Y mientras tanto, de continuar la crisis bélica anticipada por el presidente, en el caso de San José de Apartadó y de las otras comunidades homólogas, aparecerían para el gobierno central otras 52 nuevas razones para extender la guerra con la doctrina de la ubicuidad militar, y tolerar nuevas muertes, desapariciones y desplazamientos como ha ocurrido sin que se hayan hecho investigaciones ni castigos satisfactorios. Tal no puede ser el propósito de ningún gobierno o gobernante cuerdo. La tanatomanía no debe seguir siendo política de Estado entre nosotros.

Nos hallamos, pues, ante un peligroso juego entre la autonomía histórica de nuestros pacíficos pueblos fundantes y una incendiaria posibilidad de aplicar un desorbitado derecho armado. Si se aplicara tan desastrosa política, estaríamos entrando a una era de autoritarismo inusitado hasta para la Colombia de hoy, e inaceptable a nivel general para la mayoría de las naciones del mundo y de nuestro hemisferio.

Por lo tanto, muy respetuosamente recomendaría a los anfitriones trabajar por un ordenamiento territorial más adecuado en el Valle y en el país, impulsando circunstancias estructurales de la nación que resulten más propicias para tan impostergables tareas.

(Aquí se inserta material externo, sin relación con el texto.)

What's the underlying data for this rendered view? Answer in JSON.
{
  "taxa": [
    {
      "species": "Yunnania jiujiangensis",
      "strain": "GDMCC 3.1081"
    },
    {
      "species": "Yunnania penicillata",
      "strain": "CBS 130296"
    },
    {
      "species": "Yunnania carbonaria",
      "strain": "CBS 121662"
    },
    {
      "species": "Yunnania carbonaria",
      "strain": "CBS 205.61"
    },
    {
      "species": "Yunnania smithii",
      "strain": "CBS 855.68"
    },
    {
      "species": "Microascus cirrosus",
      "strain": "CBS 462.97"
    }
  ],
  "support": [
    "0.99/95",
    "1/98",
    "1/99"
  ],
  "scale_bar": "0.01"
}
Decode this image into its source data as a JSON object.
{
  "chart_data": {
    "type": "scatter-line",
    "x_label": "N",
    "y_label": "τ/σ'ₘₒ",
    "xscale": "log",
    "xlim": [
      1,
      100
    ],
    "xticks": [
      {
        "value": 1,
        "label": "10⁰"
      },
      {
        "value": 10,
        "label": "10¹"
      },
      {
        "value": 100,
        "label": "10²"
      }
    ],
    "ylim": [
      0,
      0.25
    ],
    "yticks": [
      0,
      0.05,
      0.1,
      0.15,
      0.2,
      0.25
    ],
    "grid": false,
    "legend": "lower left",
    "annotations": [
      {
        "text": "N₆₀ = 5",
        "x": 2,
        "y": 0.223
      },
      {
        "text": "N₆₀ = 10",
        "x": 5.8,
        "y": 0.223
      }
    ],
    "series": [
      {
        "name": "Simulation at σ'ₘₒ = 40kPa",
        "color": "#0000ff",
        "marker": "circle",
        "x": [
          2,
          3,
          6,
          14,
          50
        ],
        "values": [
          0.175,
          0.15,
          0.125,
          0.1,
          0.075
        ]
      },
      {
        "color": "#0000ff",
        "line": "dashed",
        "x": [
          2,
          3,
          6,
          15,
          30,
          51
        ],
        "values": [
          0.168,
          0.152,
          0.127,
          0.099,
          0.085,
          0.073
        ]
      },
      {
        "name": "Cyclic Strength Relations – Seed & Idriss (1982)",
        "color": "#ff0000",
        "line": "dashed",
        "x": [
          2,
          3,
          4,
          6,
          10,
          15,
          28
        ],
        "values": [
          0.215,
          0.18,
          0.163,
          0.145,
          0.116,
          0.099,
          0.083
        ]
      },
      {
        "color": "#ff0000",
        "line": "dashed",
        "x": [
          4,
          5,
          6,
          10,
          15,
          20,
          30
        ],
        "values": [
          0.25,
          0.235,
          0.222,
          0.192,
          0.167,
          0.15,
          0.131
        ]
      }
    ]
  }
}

Orlando Fals Borda es investigador, especialista en el problema territorial, autor entre otras obras de La historia doble de la Costa y creador en Colombia de la Investigación-Acción-Participación. Este artículo es parte de una ponencia presentada por el autor en el debate "Presente y futuro de la descentralización" convocado por el Gobernador del Valle, Angelino Grazón. Casa del Valle, Bogotá, 31 de Marzo de 2005.